Workers move internal state through backbone → superres → decoding → idle.
The GET /job/{job_id} response includes the current phase, so a UI or external tool can show “what’s currently being processed.”
If processing feels long, but worker_0.log is moving through phases, it’s still alive.

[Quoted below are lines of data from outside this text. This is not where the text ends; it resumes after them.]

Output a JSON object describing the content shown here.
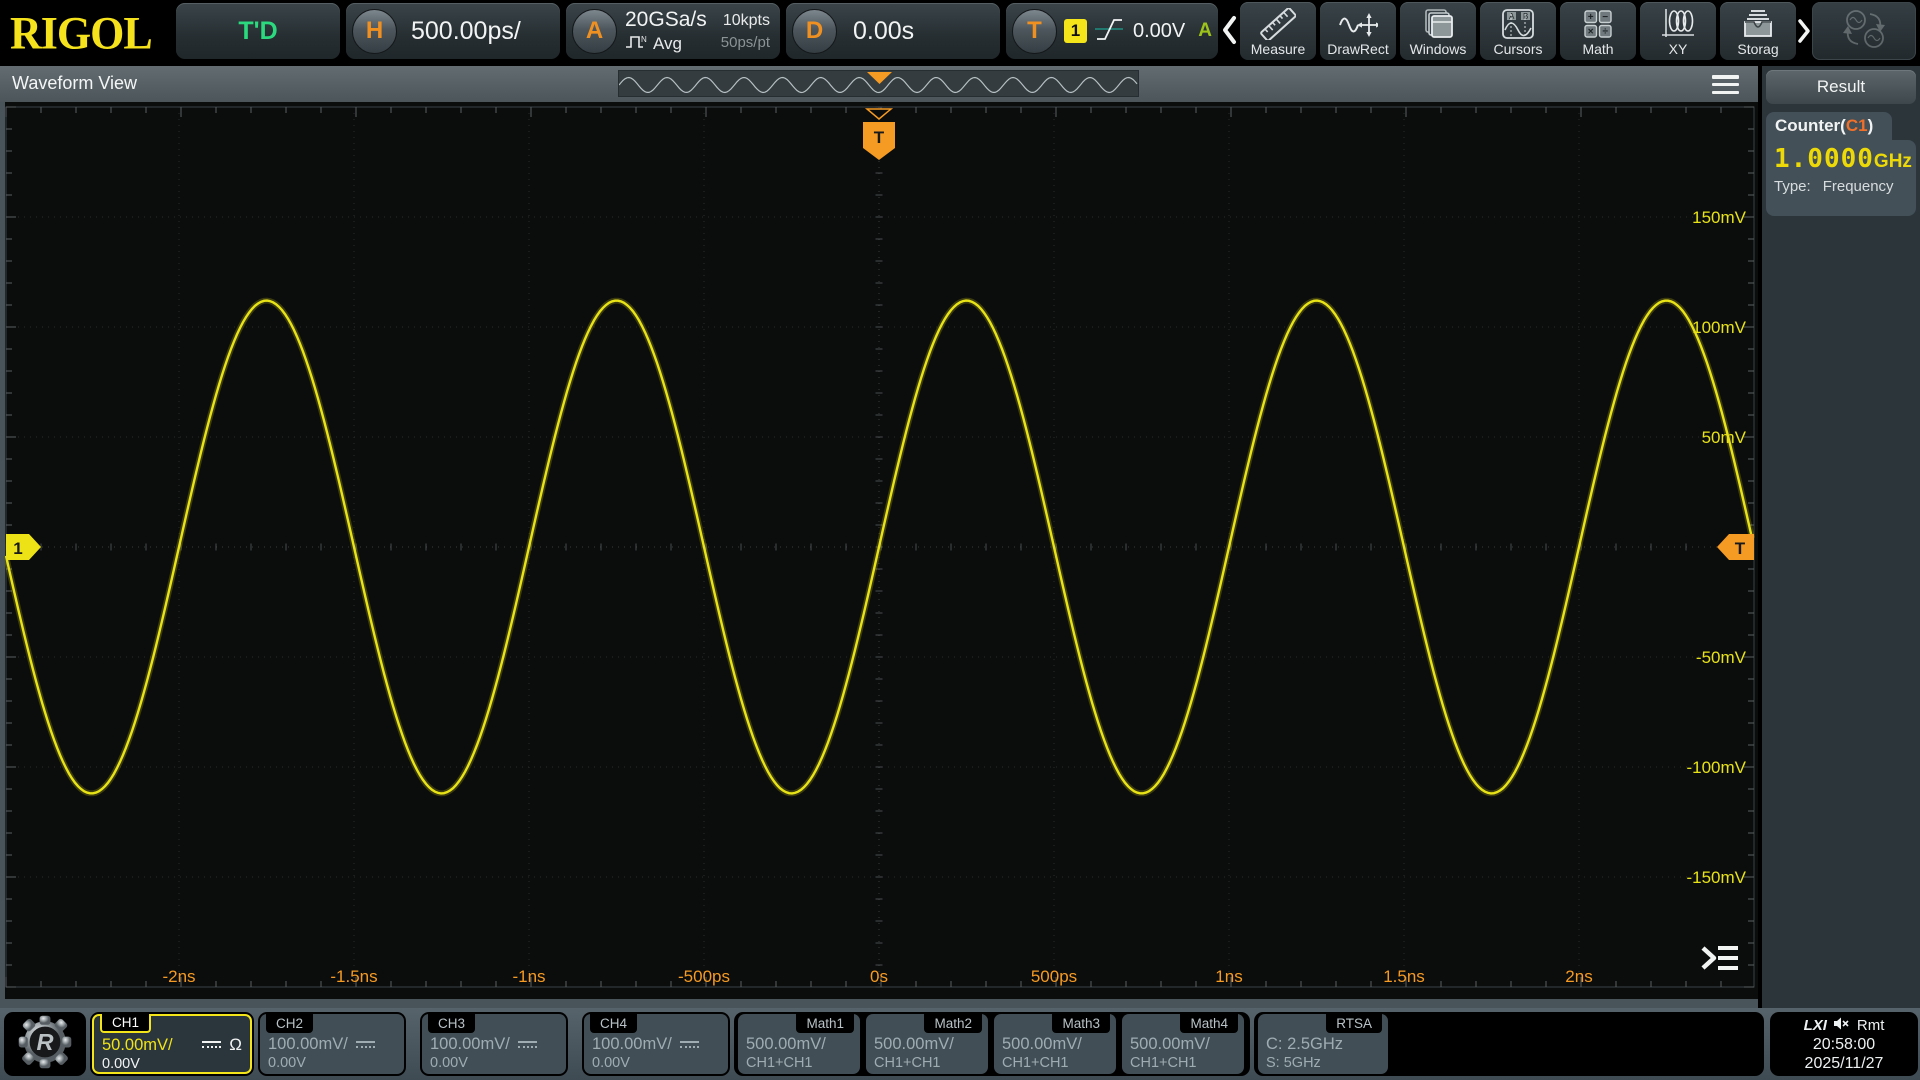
{
  "toolbar": {
    "logo": "RIGOL",
    "trigger_status": "T'D",
    "horizontal": {
      "button_label": "H",
      "timebase": "500.00ps/"
    },
    "acquisition": {
      "button_label": "A",
      "sample_rate": "20GSa/s",
      "mem_depth": "10kpts",
      "acq_mode": "Avg",
      "time_per_pt": "50ps/pt"
    },
    "delay": {
      "button_label": "D",
      "offset": "0.00s"
    },
    "trigger": {
      "button_label": "T",
      "source": "1",
      "level": "0.00V",
      "sweep": "A"
    },
    "menu_items": [
      {
        "label": "Measure",
        "icon": "ruler-icon"
      },
      {
        "label": "DrawRect",
        "icon": "draw-rect-icon"
      },
      {
        "label": "Windows",
        "icon": "windows-icon"
      },
      {
        "label": "Cursors",
        "icon": "cursors-icon"
      },
      {
        "label": "Math",
        "icon": "math-icon"
      },
      {
        "label": "XY",
        "icon": "xy-icon"
      },
      {
        "label": "Storag",
        "icon": "storage-icon"
      }
    ]
  },
  "waveform_view": {
    "title": "Waveform View"
  },
  "chart_data": {
    "type": "line",
    "title": "CH1 sine waveform",
    "x_unit": "ns",
    "y_unit": "mV",
    "x_range_ns": [
      -2.5,
      2.5
    ],
    "y_range_mV": [
      -200,
      200
    ],
    "time_per_div": "500ps",
    "volts_per_div": "50mV",
    "signal": {
      "shape": "sine",
      "amplitude_mV": 112,
      "frequency_GHz": 1.0,
      "offset_mV": 0,
      "rising_zero_cross_ns": 0
    },
    "x_tick_values_ns": [
      -2,
      -1.5,
      -1,
      -0.5,
      0,
      0.5,
      1,
      1.5,
      2
    ],
    "x_tick_labels": [
      "-2ns",
      "-1.5ns",
      "-1ns",
      "-500ps",
      "0s",
      "500ps",
      "1ns",
      "1.5ns",
      "2ns"
    ],
    "y_tick_values_mV": [
      150,
      100,
      50,
      -50,
      -100,
      -150
    ],
    "y_tick_labels": [
      "150mV",
      "100mV",
      "50mV",
      "-50mV",
      "-100mV",
      "-150mV"
    ],
    "trace_color": "#e8e316",
    "x_label_color": "#f59a23",
    "y_label_color": "#e8e316",
    "grid": "dotted"
  },
  "markers": {
    "channel_label": "1",
    "trigger_label": "T"
  },
  "result_panel": {
    "title": "Result",
    "counter": {
      "name_prefix": "Counter(",
      "source": "C1",
      "name_suffix": ")",
      "value": "1.0000",
      "unit": "GHz",
      "type_label": "Type:",
      "type_value": "Frequency"
    }
  },
  "channels": [
    {
      "name": "CH1",
      "scale": "50.00mV/",
      "offset": "0.00V",
      "impedance": "Ω",
      "active": true
    },
    {
      "name": "CH2",
      "scale": "100.00mV/",
      "offset": "0.00V"
    },
    {
      "name": "CH3",
      "scale": "100.00mV/",
      "offset": "0.00V"
    },
    {
      "name": "CH4",
      "scale": "100.00mV/",
      "offset": "0.00V"
    }
  ],
  "maths": [
    {
      "name": "Math1",
      "scale": "500.00mV/",
      "expr": "CH1+CH1"
    },
    {
      "name": "Math2",
      "scale": "500.00mV/",
      "expr": "CH1+CH1"
    },
    {
      "name": "Math3",
      "scale": "500.00mV/",
      "expr": "CH1+CH1"
    },
    {
      "name": "Math4",
      "scale": "500.00mV/",
      "expr": "CH1+CH1"
    }
  ],
  "rtsa": {
    "name": "RTSA",
    "center": "C: 2.5GHz",
    "span": "S: 5GHz"
  },
  "status_bar": {
    "lxi": "LXI",
    "muted": "speaker-muted-icon",
    "rmt": "Rmt",
    "time": "20:58:00",
    "date": "2025/11/27"
  }
}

When it actually gets stuck, it’s usually the first Backbone load or CUDA OOM.

~52GB of weights, non-commercial license

Checked via Hugging Face API: liujiafeng/Khala-MusicGeneration-v1.0 uses about 52GB of storage.
The contents split into Backbone, Super-resolution, and DAC RVQ decoder checkpoints.
The README’s procedure has you create checkpoints/ at the repo root and pull with hf download liujiafeng/Khala-MusicGeneration-v1.0 --local-dir checkpoints.

The model card license is cc-by-nc-4.0.
The GitHub README also states the model weights are intended to be released under Creative Commons Attribution-NonCommercial 4.0 International.
If your assumption is using this as commercial production material, it’s not usable at this point.

The code-side GitHub repository as of 2026-05-17 is at 113 stars, 9 forks, with no release tagged.
About 30 stars in the last 24 hours, aligning with the 2026-05-16 demo page release.
On the Hugging Face side, the model card reports 13 likes and 0 downloads.
Numbers alone don’t decide quality, but this isn’t yet at the level of a mature daily-use tool.

The 2026-05-07 quality warning is still up

The README’s News section still carries a 2026-05-07 entry: there is an issue under investigation that may significantly affect inference quality, with numerical precision suspected as a possible cause.
The 2026-05-16 online audio demo went live, but this warning has not been removed.

In this state, when the same prompt produces variable quality depending on runtime mode or environment, you can’t separate whether it’s a model-design issue or a numerical-precision issue.
For the time being, the useful verification targets are less about audio-quality judgement and more about environment setup, memory usage, worker separation, job processing, and weight placement.

If you want to try it, start from a 4090+ Docker environment

To run it locally, prepare a CUDA environment around RTX 4090 / A5000 / A6000 / L40S / A100, and start by running it through Docker per the README.
With the 24GB VRAM, ~52GB weights, and NGC PyTorch container combination, M1 Max or RTX 4060 Laptop won’t meet the recommended conditions.

For initial verification, audio-quality judgment matters less than getting one song’s WAV and MP3 to actually land in backend/generated_audio/ while watching backend/logs/api.log and backend/logs/worker_0.log.
With both the non-commercial license (CC BY-NC 4.0) and the 2026-05-07 quality warning still in place, the path from output to commercial production material is closed off.